Bailey's description of the probe jibed with what Coggins and others said: The FBI hasn't added any new agents to the investigation recently, but it certainly hasn't pulled anybody off. The DISD probe is a going concern, and it's going to take awhile.
This is unlike the "internal investigations" and so-called outside audits that DISD itself has conducted or paid for in the past few years. The main one, carried out by KPMG, one of the world's largest accounting firms, took more than a year to complete, cost the district $1.5 million, and resulted in a slender 24-page report.
I have been assured by DISD, after making a legal demand for the full audit report, that this slim pamphlet is the entire work product. I used to do free-lance writing for a major accounting firm. This audit report is slimmer than the sales pitches we used to write trying to get small Oklahoma banks to hire us to do audits.
The report contains all kinds of promising innuendo, such as the following description of all the other inside investigations DISD has done: "KPMG has received numerous allegations regarding reported cover-ups of in-house investigations of alleged wrongdoing at DISD. The perceived appearance of a lack of independence by the individuals in internal audit, security, and employee relations assigned to investigate such matters only helps to add to a culture of politics, suspicion, and distrust."

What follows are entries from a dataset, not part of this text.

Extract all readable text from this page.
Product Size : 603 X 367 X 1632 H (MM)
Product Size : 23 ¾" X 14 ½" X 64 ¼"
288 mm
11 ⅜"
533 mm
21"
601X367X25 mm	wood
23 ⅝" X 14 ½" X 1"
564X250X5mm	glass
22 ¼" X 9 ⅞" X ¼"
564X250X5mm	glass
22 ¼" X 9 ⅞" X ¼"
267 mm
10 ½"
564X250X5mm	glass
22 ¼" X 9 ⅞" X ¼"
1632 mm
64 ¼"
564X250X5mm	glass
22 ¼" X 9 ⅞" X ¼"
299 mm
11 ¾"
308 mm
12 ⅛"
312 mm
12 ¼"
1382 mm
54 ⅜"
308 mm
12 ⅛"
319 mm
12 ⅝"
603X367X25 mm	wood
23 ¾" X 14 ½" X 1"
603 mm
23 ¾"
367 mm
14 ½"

But whenever you think you're about to get down to the good stuff, the KPMG report says things like this: "It was determined that further review of 95 of the allegations was cost-prohibitive."
There was no mention whatsoever of the one deal I always thought was the single most intriguing allegation--that a major Dallas bank had been regularly paying out millions of dollars on checks for which DISD had no record and that when auditors began asking questions about those checks, historical bank records of DISD's accounts were retroactively altered to make the problem go away.
Let me explain this one a little. Three years ago, it was learned that the bank in question had paid out millions of dollars on DISD checks for which DISD itself had no records. These are called "paid-no-issues." A check comes to the bank; the bank pays on it; but DISD has no record of ever having issued it.